Saturday, July 15, 2006

Why Speak?

Back in the 70s when I was in graduate school studying linguistics, I thought Chomsky had it all wrong. He emphasized the uniqueness of human language and the deep structure of grammar and syntax programmed into our brains. He calculated that this structure wafts up to our mind's surface to become language, innate only to us humans. He hypothesized this predisposition to innate structure as the driving force behind expression.

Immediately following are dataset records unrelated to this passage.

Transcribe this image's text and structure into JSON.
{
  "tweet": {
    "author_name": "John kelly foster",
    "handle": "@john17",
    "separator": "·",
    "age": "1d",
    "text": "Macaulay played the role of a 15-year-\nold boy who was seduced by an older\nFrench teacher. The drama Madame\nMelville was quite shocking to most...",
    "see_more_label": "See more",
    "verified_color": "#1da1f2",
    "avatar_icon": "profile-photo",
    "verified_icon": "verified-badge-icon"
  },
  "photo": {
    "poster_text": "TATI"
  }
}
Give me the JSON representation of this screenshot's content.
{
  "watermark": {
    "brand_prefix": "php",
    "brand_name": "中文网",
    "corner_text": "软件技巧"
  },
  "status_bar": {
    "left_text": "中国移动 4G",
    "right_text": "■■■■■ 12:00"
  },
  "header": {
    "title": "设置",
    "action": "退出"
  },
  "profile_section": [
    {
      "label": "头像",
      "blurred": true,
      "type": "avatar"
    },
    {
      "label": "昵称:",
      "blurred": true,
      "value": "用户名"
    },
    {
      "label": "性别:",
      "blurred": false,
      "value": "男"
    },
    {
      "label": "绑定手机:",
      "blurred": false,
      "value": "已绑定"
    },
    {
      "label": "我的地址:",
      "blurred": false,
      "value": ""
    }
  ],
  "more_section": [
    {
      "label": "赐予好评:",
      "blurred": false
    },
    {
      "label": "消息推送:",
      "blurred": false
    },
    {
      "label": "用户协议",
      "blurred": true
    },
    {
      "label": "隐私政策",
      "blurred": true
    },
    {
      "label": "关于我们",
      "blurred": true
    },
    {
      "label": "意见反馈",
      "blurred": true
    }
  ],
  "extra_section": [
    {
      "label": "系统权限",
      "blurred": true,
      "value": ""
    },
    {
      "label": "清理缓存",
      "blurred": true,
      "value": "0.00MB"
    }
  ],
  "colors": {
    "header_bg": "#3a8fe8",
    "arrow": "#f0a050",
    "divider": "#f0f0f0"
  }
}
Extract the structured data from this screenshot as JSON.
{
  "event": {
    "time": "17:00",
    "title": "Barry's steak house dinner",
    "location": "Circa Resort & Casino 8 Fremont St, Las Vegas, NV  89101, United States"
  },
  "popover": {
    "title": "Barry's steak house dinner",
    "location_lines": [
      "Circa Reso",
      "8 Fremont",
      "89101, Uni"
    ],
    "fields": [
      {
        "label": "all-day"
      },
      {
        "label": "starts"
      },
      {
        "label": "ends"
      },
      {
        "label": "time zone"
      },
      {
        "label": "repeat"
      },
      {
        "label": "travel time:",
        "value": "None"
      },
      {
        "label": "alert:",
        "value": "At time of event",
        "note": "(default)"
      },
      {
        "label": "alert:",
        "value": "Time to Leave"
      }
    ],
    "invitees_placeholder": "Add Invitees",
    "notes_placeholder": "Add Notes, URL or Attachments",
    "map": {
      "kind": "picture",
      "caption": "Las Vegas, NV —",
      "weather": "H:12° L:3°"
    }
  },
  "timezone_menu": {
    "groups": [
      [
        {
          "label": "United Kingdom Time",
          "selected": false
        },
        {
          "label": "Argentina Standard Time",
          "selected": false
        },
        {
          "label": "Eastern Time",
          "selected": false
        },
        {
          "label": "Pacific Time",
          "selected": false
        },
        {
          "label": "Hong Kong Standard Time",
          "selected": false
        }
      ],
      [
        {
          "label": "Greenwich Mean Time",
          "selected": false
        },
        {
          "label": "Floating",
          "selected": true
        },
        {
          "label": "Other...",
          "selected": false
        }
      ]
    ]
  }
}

I studied linguistics, the science of language, in graduate school not long after I returned from a stint in the Peace Corps in Africa where I had to learn new languages--French and Arabic-- to communicate enough to live on a daily basis, buying food, finding transportation and housing, and dealing with the other critical basics of life. I was forced into situations that were so different from where I grew up in rural Georgia that everyday made me wonder about and examine the links between culture and language, religion, food, among many other topics. Which comes first--the cultural meaning or the language. how do they shape each other, how can the syntax of languages be so different and so conceptually the same, why do the people of the world speak so many different languages, what really makes us want to communicate? Is it really possible, as Chomsky said, that syntax and grammar programmed into our brains make us want to speak? I didn't think so then and I don't now. I was motivated to learn to speak in a strange, new situation and language because I wanted to fit into the social fabric of my town. I wanted people to think I had a brain--communicating does that for us--and that I could live independently and responsibly.

It occured to me that we are all driven by intent--don't we just need to get things done? I know that was a big motivation for me. I just needed to buy food or get my hair cut or pay the water bill. And knowing the language made it all much easier and more efficient. And I got the respect of others in the process. Few others spoke English then so being mute or considered stupid was not an option I liked.

So when I heard a recent NPR piece on the research advances made in working with apes, it rang a bell in my memory. Researchers at the Great Ape Trust near Des Moines, Iowa, have observed that apes can learn to understand oral language and express themselves, if given tools that are suitable to them. Furthermore, they make the effort because they need to be understood. In other words, they want something and the easiest and most efficient way to get it is to use language. They also want to be part of the human social network, since there aren't many apes in Iowa. From this work, it's beginning to look like meaning and intent drive language acquisition and use. Grammar and syntax may just be part of our capacity for fluid intelligence, logic we need to make the rules of language so that everyone uses those rules and the social network wheels are greased. It seems logical. If this latest research is correct, then meaning may be the driver of the whole communication thing. We communicate because we need to. I like it. Makes sense to me.